I had a former student -- now a senior in college who can't graduate because the last engineering class he needs is not being offered til next semester due to furloughs and budget cuts... another blog post entirely -- come to visit me this week. We chatted during lunch.

I asked him how he liked his professors. He said, some were good, some were bad. Then he added, "But the bad ones are good for me because they force me to learn the material on my own. I mean I gotta know this stuff, right?"

And isn't that the difference between kids that achieve and kids that don't? Really, don't ya love that ownership?

Public education in America would be absolutely revolutionized if our students -- and the parents -- simply had an attitude adjustment. Instead of viewing teachers as the ones responsible for making kids learn we need to flip the script so that the students feel responsible for becoming well educated... and instead, view teachers as people who are facilitators of that aim.

Not the doers of all the work for them.

Your math teacher stinks? In today's world, that's seems to be a perfectly justifiable reason for kids (and parents, and politicians) to blame the school for these kids not knowing their multiplication tables.

Not in my house. My kids are gonna know their multiplication tables even if they are taught by New York City's Rubber Room All Stars!

Your English teach is lame? Well, then by all means you should not know how to compose a simple sentence.

How about a little ownership over your own education, huh? Instead of viewing school like a 5 star hotel where everyone who works their ought to be at your beck and call with white glove service, why not view school more like CostCo or Home Depot where the goods are on the shelf, but dude or dudette, you better go figure out a way to get what you need by yourself!!

And if you do find an employee that can help you, be grateful for their assistance instead of demonstrating an attitude of entitlement.

Do teachers need to do better in this country? For sure!

But if they don't is that really a legitimate excuse for our students not to become well-educated?

All the tools are there. The internet. The public library. Teachers who care. Outreach programs. On and on and on. For the kid who is ready to apply some good ol' fashioned elbow grease, they sky is the limit.

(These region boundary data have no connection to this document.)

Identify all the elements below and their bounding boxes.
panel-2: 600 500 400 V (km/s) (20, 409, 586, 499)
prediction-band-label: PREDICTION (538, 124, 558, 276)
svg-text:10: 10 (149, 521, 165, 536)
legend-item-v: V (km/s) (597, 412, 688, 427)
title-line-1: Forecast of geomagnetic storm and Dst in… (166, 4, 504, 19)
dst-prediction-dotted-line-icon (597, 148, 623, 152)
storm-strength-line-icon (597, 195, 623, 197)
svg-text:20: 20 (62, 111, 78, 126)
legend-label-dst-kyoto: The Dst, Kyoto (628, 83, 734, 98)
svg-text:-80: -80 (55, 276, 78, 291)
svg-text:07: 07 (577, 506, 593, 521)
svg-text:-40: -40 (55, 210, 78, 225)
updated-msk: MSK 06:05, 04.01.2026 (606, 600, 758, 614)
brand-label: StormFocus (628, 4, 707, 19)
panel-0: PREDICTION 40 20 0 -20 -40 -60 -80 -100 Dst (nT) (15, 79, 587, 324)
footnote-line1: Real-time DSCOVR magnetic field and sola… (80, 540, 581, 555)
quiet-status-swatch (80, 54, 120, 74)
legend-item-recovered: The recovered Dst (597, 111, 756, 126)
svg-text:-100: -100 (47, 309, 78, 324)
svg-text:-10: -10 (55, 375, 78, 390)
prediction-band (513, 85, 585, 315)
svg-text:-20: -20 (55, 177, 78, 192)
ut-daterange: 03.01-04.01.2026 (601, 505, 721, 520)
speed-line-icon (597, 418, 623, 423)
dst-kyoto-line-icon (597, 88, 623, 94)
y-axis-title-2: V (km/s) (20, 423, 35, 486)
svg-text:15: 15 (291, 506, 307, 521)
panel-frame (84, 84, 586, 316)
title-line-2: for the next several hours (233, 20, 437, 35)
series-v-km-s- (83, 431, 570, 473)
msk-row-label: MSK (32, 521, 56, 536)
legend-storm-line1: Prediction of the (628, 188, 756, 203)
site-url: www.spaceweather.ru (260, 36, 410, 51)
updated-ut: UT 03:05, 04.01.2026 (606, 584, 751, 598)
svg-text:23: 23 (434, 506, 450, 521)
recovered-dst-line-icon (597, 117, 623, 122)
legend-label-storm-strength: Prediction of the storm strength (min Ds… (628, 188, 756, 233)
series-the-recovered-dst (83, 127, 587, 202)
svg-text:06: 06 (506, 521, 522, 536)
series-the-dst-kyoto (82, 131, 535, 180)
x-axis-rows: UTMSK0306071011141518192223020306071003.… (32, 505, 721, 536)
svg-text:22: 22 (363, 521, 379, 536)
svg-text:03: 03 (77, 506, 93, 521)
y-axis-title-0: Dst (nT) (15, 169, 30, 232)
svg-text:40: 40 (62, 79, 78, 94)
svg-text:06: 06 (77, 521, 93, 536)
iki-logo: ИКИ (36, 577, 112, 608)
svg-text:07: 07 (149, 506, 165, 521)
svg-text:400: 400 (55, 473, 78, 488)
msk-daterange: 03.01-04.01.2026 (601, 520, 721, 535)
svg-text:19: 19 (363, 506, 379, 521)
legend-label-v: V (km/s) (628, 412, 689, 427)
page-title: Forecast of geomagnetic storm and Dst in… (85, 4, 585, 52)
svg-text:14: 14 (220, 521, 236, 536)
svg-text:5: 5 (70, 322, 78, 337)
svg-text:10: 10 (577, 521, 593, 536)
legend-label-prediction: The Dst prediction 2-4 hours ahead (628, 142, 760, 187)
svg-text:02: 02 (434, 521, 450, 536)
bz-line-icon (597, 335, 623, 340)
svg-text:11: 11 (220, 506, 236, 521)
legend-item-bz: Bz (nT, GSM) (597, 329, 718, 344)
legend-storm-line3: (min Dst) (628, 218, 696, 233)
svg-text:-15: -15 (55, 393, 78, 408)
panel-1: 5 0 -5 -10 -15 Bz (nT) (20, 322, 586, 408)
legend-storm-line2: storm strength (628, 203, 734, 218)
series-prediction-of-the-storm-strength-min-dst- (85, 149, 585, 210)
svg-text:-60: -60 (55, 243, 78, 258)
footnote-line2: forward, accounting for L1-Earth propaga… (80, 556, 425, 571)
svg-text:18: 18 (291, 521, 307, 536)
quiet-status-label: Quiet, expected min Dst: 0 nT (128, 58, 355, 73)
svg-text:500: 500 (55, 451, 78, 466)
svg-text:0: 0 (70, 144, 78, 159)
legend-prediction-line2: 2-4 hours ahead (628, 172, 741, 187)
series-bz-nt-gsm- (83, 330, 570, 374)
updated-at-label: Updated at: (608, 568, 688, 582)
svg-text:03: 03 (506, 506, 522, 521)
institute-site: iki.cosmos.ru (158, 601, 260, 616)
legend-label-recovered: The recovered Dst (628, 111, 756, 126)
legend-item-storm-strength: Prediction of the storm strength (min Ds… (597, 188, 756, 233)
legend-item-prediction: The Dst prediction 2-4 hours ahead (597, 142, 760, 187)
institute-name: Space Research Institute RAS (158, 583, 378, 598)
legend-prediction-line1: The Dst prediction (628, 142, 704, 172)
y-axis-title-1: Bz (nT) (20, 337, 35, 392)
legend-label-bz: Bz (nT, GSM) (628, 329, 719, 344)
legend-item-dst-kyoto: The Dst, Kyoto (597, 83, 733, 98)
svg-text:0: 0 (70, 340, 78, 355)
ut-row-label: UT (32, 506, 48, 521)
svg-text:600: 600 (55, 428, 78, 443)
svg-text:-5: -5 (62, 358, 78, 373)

And for the kid who thinks it is the job of other people to "make them smart"... may the Lord watch over them.

Views: 37

Comment by Martin Kono on January 11, 2010 at 7:56am
You're quite right but I don't agree. My physics teachers in primary school were hopeless. I was good at maths, learned German, did very well on other subjects but my physics education is almost at 0 level just because of bad teaching.
Comment by Colleen Laymon on January 11, 2010 at 1:07pm
It is certainly not black and white, but I do agree that the pendulum needs to swing back to student ownership of their learning. Too many parents place blame on the teacher first, and don't want to acknowledge their child's lack of motivation.
Comment by Alan Sitomer on January 11, 2010 at 1:27pm
nothing universal ever applies, now does it?
Comment by Jessica Eitzen on January 13, 2010 at 11:00am
I agree. I've got a mom who argues EVERY problem missed on homework and every disciplinary action I take against her child like it's my fault. I often get the passive-aggressive She behaves quite well and works just fine on her own when the assignment is stimulating/challenging/whatever enough. And get this...she's a school counselor.

I have a mom who came up to me one time and told me in front of her child that if I didn't start "doing things differently" (i.e. if I didn't stop giving her child zeroes for not turning in his homework or disciplining him when he got in trouble) that she was going to transfer him to a different school. Can't imagine why he's not getting any better....
Comment by Jessica Eitzen on January 13, 2010 at 11:00am
Oh, and then there's the mom of the little girl on an IEP who has told our principal that she shouldn't have to do as much work as the rest of the class because, and I quote, "she's slow."